50 Views Asked by At

I have received the following problem:

Concider the following simple model of a neuron

z = wx + b logits,

yˆ = g(z) activation,

L2 (w, b) = 12 (y − ŷ)^2 quadratic loss (Mean Squared Error (MSE), L2 loss, l2-norm),

L1 (w, b) = |y − yˆ| absolut value loss (Mean Absolut Error (MAE), L1 loss, l1-norm),

with x,w,b ∈ R. Calculate the derivatives ∂L/∂w and ∂L/∂b for updating the weight w and bias b. Determine the results for both loss functions (L1, L2) and assume a sigmoid and a tanh activation function g(z). Write down all steps of your derivation. Hint: You have to use the chain rule.

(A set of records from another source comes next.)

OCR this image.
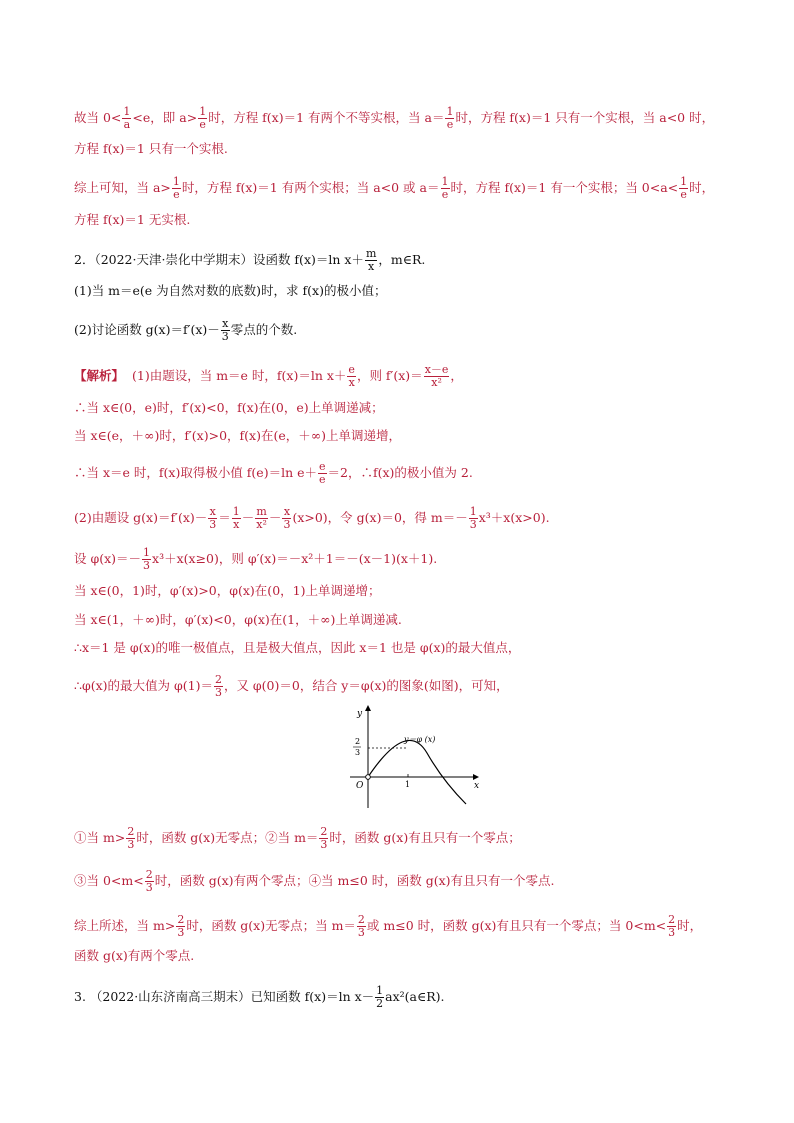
故当 $0< \frac{1}{a} <e$，即 $a> \frac{1}{e}$ 时，方程 f(x)＝1 有两个不等实根，当 $a= \frac{1}{e}$ 时，方程 f(x)＝1 只有一个实根，当 a<0 时，
方程 f(x)＝1 只有一个实根.
综上可知，当 $a> \frac{1}{e}$ 时，方程 f(x)＝1 有两个实根；当 a<0 或 $a= \frac{1}{e}$ 时，方程 f(x)＝1 有一个实根；当 $0<a< \frac{1}{e}$ 时，
方程 f(x)＝1 无实根.
2．（2022·天津·崇化中学期末）设函数 f(x)＝ln $x+ \frac{m}{x}$ ，m∈R.
(1)当 m＝e(e 为自然对数的底数)时，求 f(x)的极小值；
(2)讨论函数 $g(x)=f'(x)- \frac{x}{3}$ 零点的个数.
【解析】 (1)由题设，当 m＝e 时，f(x)＝ln $x+ \frac{e}{x}$ ，则 $f'(x)= \frac{x-e}{\text{x²}}$ ，
∴当 x∈(0，e)时，f′(x)<0，f(x)在(0，e)上单调递减；
当 x∈(e，＋∞)时，f′(x)>0，f(x)在(e，＋∞)上单调递增，
∴当 x＝e 时，f(x)取得极小值 f(e)＝ln $e+ \frac{e}{e} =2$，∴f(x)的极小值为 2.
(2)由题设 $g(x)=f'(x)- \frac{x}{3} = \frac{1}{x} - \frac{m}{\text{x²}} - \frac{x}{3} (x>0)$，令 g(x)＝0，得 $m=- \frac{1}{3} x^3+x(x>0)$.
设 $\varphi(x)=- \frac{1}{3} x^3+x(x\ge 0)$，则 φ′(x)＝－x²＋1＝－(x－1)(x＋1).
当 x∈(0，1)时，φ′(x)>0，φ(x)在(0，1)上单调递增；
当 x∈(1，＋∞)时，φ′(x)<0，φ(x)在(1，＋∞)上单调递减.
∴x＝1 是 φ(x)的唯一极值点，且是极大值点，因此 x＝1 也是 φ(x)的最大值点，
∴φ(x)的最大值为 $\varphi(1)= \frac{2}{3}$ ，又 φ(0)＝0，结合 y＝φ(x)的图象(如图)，可知，
y
x
O
2
3
1
y＝φ (x)
①当 $m> \frac{2}{3}$ 时，函数 g(x)无零点；②当 $m= \frac{2}{3}$ 时，函数 g(x)有且只有一个零点；
③当 $0<m< \frac{2}{3}$ 时，函数 g(x)有两个零点；④当 m≤0 时，函数 g(x)有且只有一个零点.
综上所述，当 $m> \frac{2}{3}$ 时，函数 g(x)无零点；当 $m= \frac{2}{3}$ 或 m≤0 时，函数 g(x)有且只有一个零点；当 $0<m< \frac{2}{3}$ 时，
函数 g(x)有两个零点.
3. （2022·山东济南高三期末）已知函数 f(x)＝ln $x- \frac{1}{2}$ ax²(a∈R).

I have considered the following approach for example L2 derived after w: \begin{equation} L_2 = \frac{1}{2} (y - \hat{y})^2 = \frac{1}{2} \left( y - g(z) \right)^2 = \frac{1}{2} \left( y - g(wx + b) \right)^2 = \frac{1}{2} \left( y - \frac{1}{1 + e^{-wx + b}} \right)^2 \end{equation}

This expression could then be easily derived using the chain rule.
However, in the literature I find the following approach:
\begin{equation} \frac{\partial L_2}{\partial w} = \frac{\partial L_2}{\partial \hat{y}} \times \frac{\partial \hat{y}}{\partial z} \times \frac{\partial z}{\partial w} = -(y - \hat{y}) \times g'(z) \times x \end{equation}

So which of the two approaches is the right one in this context? Or is there even an adner connection?